Europe shows a similar pattern. The European Union Agency for Fundamental Rights published “Being Muslim in the EU” in October 2024. Its survey data point to persistent discrimination in work and housing, frequent harassment, and significant under‑reporting. The picture is not uniform across countries, but the direction is clear. The climate has grown harsher, especially around polarizing news events.
How should Mawlid shape our response. The Prophet described his mission in the plainest terms. “I was sent to perfect good character.” The Qur’an instructs us to invite to God’s way with wisdom and good counsel and to argue in the best manner when argument is necessary. These are not soft words. They require discipline, patience, and the habit of listening. They also require institutions that can carry a message beyond a single sermon or a single news cycle.
First, we owe the public clarity. That means accessible content in several languages, produced with scholarly care, that explains the Prophet’s ethic in the everyday categories people understand. Dignity of the person. Justice with the other. Compassion for the vulnerable. Integrity in public dealings. A short, referenced sheet should travel with every article and video to prevent misquotation. Such work belongs in schools and newsrooms as much as it does in mosques. This is part of what it means to present mercy.

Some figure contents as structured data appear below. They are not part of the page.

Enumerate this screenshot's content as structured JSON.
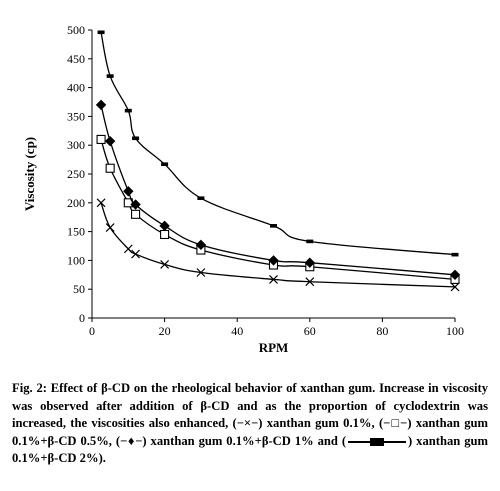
{
  "chart_data": {
    "type": "line",
    "xlabel": "RPM",
    "ylabel": "Viscosity (cp)",
    "xlim": [
      0,
      100
    ],
    "ylim": [
      0,
      500
    ],
    "xticks": [
      0,
      20,
      40,
      60,
      80,
      100
    ],
    "yticks": [
      0,
      50,
      100,
      150,
      200,
      250,
      300,
      350,
      400,
      450,
      500
    ],
    "x": [
      2.5,
      5,
      10,
      12,
      20,
      30,
      50,
      60,
      100
    ],
    "series": [
      {
        "name": "xanthan gum 0.1%",
        "marker": "x",
        "values": [
          200,
          157,
          120,
          111,
          93,
          79,
          67,
          63,
          54
        ]
      },
      {
        "name": "xanthan gum 0.1%+β-CD 0.5%",
        "marker": "square",
        "values": [
          310,
          260,
          200,
          180,
          145,
          118,
          92,
          89,
          67
        ]
      },
      {
        "name": "xanthan gum 0.1%+β-CD 1%",
        "marker": "diamond",
        "values": [
          370,
          307,
          220,
          197,
          160,
          127,
          100,
          96,
          75
        ]
      },
      {
        "name": "xanthan gum 0.1%+β-CD 2%",
        "marker": "bar",
        "values": [
          496,
          420,
          360,
          312,
          267,
          208,
          160,
          133,
          110
        ]
      }
    ],
    "grid": false,
    "line_color": "#000000"
  },
  "caption": {
    "title": "Fig. 2: Effect of β-CD on the rheological behavior of xanthan gum.",
    "body": "Increase in viscosity was observed after addition of β-CD and as the proportion of cyclodextrin was increased, the viscosities also enhanced,",
    "legend_1": "(−×−) xanthan gum 0.1%,",
    "legend_2": "(−□−) xanthan gum 0.1%+β-CD 0.5%,",
    "legend_3": "(−♦−) xanthan gum 0.1%+β-CD 1% and",
    "legend_4_open": "(",
    "legend_4_close": ") xanthan gum 0.1%+β-CD 2%)."
  }
}
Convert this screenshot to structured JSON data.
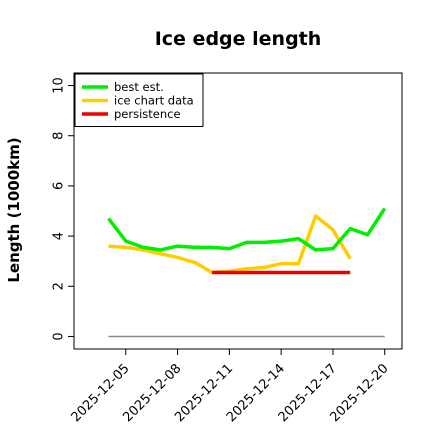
{
  "chart_data": {
    "type": "line",
    "title": "Ice edge length",
    "xlabel": "",
    "ylabel": "Length (1000km)",
    "ylim": [
      -0.5,
      10.5
    ],
    "xlim": [
      "2025-12-02",
      "2025-12-21"
    ],
    "y_ticks": [
      0,
      2,
      4,
      6,
      8,
      10
    ],
    "x_ticks": [
      "2025-12-05",
      "2025-12-08",
      "2025-12-11",
      "2025-12-14",
      "2025-12-17",
      "2025-12-20"
    ],
    "legend_position": "top-left",
    "series": [
      {
        "name": "best est.",
        "color": "#00ee00",
        "x": [
          "2025-12-04",
          "2025-12-05",
          "2025-12-06",
          "2025-12-07",
          "2025-12-08",
          "2025-12-09",
          "2025-12-10",
          "2025-12-11",
          "2025-12-12",
          "2025-12-13",
          "2025-12-14",
          "2025-12-15",
          "2025-12-16",
          "2025-12-17",
          "2025-12-18",
          "2025-12-19",
          "2025-12-20"
        ],
        "values": [
          4.7,
          3.8,
          3.55,
          3.45,
          3.6,
          3.55,
          3.55,
          3.5,
          3.75,
          3.75,
          3.8,
          3.9,
          3.45,
          3.5,
          4.3,
          4.05,
          5.1
        ]
      },
      {
        "name": "ice chart data",
        "color": "#ffcc00",
        "x": [
          "2025-12-04",
          "2025-12-05",
          "2025-12-06",
          "2025-12-07",
          "2025-12-08",
          "2025-12-09",
          "2025-12-10",
          "2025-12-11",
          "2025-12-12",
          "2025-12-13",
          "2025-12-14",
          "2025-12-15",
          "2025-12-16",
          "2025-12-17",
          "2025-12-18"
        ],
        "values": [
          3.6,
          3.55,
          3.45,
          3.3,
          3.15,
          2.95,
          2.55,
          2.6,
          2.7,
          2.75,
          2.9,
          2.9,
          4.8,
          4.25,
          3.1
        ]
      },
      {
        "name": "persistence",
        "color": "#ee0000",
        "x": [
          "2025-12-10",
          "2025-12-18"
        ],
        "values": [
          2.55,
          2.55
        ]
      },
      {
        "color": "#888888",
        "x": [
          "2025-12-04",
          "2025-12-20"
        ],
        "values": [
          0,
          0
        ]
      }
    ]
  }
}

Second, we must move from reaction to initiative. Prepare a Mawlid media kit that anticipates common questions. Train spokespersons in cross‑cultural communication. Build standing partnerships with editors, universities, interfaith councils, and community foundations. The goal is not to chase controversy. The goal is to raise the level of conversation and to be present before the next crisis. Wisdom leads. Temperate speech earns trust. The Qur’an’s communication ethic gives the tone and the boundary.
Third, let mercy be visible. People learn what we value by what we do. Organise joint food‑security drives. Offer youth mentorship and mental‑health support in underserved neighbourhoods. Plant trees in districts that lack shade and clean air. Post simple metrics after Mawlid season. How many volunteers mobilised. How many families assisted. How many schools reached. Service is not a substitute for rights work, yet it often speaks more clearly than argument about our Prophet’s legacy.
Policy helps this work travel farther. Egypt can lead a coordinated communication plan each year from Mawlid to Ramadan, with shared messages and a unified visual identity for domestic audiences and the diaspora. An observatory can track Islamophobia and all forms of religious hate in Arabic and English, aligning its outputs with UN frameworks and police statistics. A Cairo forum on “Mercy in Public Life,” held annually in Mawlid season, can gather educators, media leaders, and faith representatives to present data, case studies, and joint projects. The forum’s proceedings should be published online for accountability and replication.
The point of all this is not image management. It is fidelity. Mawlid is our reminder that mercy is a duty in public life, not a private sentiment. When the climate grows harsher, our task is to model what we claim. Speak with wisdom. Stand with the targeted. Work for the common good. If our celebration is seen in steady service and disciplined speech, then the story others tell about the Prophet will not have the last word. Our lived witness will.